La biodiversité, une réalité difficile à cerner
«La biodiversité se définit à la fois comme la variété des formes du vivant et celle des écosystèmes dans lesquels on retrouve les organismes vivants. Pour les scientifiques, elle se mesure par la variété des espèces dans les écosystèmes, et même par la variété des paysages et des associations végétales d'un milieu donné.

Pour le profane toutefois, la réalité est beaucoup plus difficile à appréhender. Si on peut assez bien apprécier la diversité des paysages et des animaux supérieurs, la diversité des formes génétiques ou des variétés est hors de portée de l'évaluation du commun des mortels. Que dire alors des insectes, des acariens, des champignons mycorhiziens ou des algues microscopiques qui constituent la majorité des organismes vivants?

La réduction de la biodiversité est aussi un phénomène difficile à saisir. En effet, les espèces ne disparaissent généralement pas brutalement. C'est souvent la résultante d'un long processus de raréfaction qui fait que les derniers représentants d'une espèce ne peuvent plus résister aux pressions du milieu. Et ce sont souvent les espèces les plus discrètes qui disparaissent les premières, sans que les paysages en soient notablement modifiés.

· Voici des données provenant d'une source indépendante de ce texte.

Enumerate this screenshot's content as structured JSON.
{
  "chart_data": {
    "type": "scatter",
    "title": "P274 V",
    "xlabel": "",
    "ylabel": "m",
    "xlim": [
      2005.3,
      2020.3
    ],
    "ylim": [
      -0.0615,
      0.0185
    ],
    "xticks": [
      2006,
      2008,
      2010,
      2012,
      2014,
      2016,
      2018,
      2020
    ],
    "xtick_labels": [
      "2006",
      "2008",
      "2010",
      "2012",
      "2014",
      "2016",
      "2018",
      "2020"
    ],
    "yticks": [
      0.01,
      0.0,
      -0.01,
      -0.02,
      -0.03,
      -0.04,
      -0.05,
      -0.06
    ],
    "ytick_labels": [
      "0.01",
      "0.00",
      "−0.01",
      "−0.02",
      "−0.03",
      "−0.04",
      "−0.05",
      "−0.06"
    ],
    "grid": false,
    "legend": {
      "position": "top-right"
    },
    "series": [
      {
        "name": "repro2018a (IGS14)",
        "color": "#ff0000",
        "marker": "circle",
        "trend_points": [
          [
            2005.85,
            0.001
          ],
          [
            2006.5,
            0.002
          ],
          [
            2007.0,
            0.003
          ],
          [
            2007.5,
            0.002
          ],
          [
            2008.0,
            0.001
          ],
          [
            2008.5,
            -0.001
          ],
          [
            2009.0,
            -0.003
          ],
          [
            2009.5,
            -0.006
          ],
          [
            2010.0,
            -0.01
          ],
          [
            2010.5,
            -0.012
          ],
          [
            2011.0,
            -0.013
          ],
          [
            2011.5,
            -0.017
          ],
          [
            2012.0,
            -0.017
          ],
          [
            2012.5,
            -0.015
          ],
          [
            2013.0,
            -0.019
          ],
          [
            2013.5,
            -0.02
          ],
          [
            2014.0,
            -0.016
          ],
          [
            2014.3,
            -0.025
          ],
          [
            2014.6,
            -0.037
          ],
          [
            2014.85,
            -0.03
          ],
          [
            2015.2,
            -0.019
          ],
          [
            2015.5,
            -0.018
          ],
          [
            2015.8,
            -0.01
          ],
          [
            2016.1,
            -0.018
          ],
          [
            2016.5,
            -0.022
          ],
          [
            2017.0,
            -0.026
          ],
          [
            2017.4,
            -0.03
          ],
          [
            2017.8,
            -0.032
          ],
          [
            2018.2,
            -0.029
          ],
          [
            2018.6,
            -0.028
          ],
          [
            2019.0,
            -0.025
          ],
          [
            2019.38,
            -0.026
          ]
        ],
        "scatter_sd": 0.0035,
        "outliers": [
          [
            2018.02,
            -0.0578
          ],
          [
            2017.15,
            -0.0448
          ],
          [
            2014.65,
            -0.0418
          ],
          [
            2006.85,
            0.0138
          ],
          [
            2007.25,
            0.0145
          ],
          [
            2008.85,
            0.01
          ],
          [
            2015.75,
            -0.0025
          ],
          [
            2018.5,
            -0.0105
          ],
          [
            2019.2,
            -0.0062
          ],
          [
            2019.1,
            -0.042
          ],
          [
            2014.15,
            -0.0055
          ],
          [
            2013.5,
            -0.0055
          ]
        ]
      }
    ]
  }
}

Enfin, le monde moderne nous impose des idées fortes, inféodées à des objectifs de mise en marché et de production industrielle. Ces idées fortes réduisent la diversité nécessaire à la satisfaction des besoins humains à une diversité superficielle. Les impératifs de la production industrielle et de la distribution à large échelle imposent des contraintes dont ne s'accommodent que quelques variétés de plantes ou d'animaux résistants aux conditions difficiles de l'agriculture intensive ou de l'élevage en batterie. On tend ainsi à diminuer la diversité culturelle liée à l'usage de variétés locales et aux usages traditionnels des ressources naturelles, phénomène renforcé par la culture de masse internationale.»

CLAUDE VILLENEUVE, «La conservation de la biodiversité», L'Agora, vol. 1, no. 10, juillet/août 1994.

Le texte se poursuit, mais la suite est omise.